Nothing special about it, it is a generic 25 A 3-15 V variable supply. It was originally purchased to power HAM radio equipment, it is *way* overkill for the job. Here is a picture anyway:

http://nexus.cable.n...90/p0004239.jpg

Jaycar catalog number is MP3088, it retails for around $350 AUD, but that is a rip-off, you can pick them up on eBay or elsewhere quite a bit cheaper. It isn't a supply I'd recommend for this work anyway. A switcher supplier would be more efficient and capable of supplying higher currents at lower voltages.

I have also been using a 1 A bench PSU for small experimental cells, unfortunately it only has two fixed current limiting settings, 1.2 A and 20 mA. That isn't as useful as fully adjustable limiting, the cell resistance drifts around. It is a nice supply to use though, it is basically indestructible and I can fix it if I do kill it because I built it.

I was looking at my collection of transformers tonight and I think I'll overwind one of the big toriods with some heavy wire and use a variac to control the voltage.
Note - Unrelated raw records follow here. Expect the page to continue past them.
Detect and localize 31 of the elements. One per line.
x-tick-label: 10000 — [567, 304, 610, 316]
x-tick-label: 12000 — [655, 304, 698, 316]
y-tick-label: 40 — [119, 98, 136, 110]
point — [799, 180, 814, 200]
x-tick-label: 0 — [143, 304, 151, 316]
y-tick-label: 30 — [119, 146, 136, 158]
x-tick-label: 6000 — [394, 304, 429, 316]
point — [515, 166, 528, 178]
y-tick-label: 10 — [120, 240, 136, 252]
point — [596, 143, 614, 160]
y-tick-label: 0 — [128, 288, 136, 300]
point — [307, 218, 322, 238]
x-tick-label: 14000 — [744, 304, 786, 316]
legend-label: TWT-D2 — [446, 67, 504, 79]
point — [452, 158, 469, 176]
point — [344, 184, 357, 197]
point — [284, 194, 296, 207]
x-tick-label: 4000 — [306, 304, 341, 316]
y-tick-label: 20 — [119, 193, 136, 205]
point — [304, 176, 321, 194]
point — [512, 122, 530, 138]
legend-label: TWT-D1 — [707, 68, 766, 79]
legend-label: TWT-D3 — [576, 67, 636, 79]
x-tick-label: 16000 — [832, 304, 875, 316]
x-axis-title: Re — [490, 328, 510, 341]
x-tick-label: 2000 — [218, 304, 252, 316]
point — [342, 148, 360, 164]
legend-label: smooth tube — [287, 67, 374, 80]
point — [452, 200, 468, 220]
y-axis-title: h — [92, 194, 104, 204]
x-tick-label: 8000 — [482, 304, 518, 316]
If you want a cheap experimental supply build your own. Halogen downlight transformers are very cheap and capable of 4-5 Amps, they are typically thermally fused and designed to tolerate a short circuit indefinately, limiting the current to around 20 Amps. All you need is a chunky bridge and a large electrolytic capacitor. Use a variac to control the output, or build a linear series regulator from a 3-terminal device like the LM317 or LM78xx and a pass transistor or two on a heatsink. You can bias the COM pin of a LM7805 with a pot and make a very cheap and simple variable supply.

For a constant current supply something like this should work, but I haven't tried buliding it yet:

http://nexus.cable.n...t-regulator.jpg

Kinda primitive and inefficient, but it could be scaled up to hundreds of Amps by paralleling pass transistors. A switcher would be more efficient, but would require more exotic parts.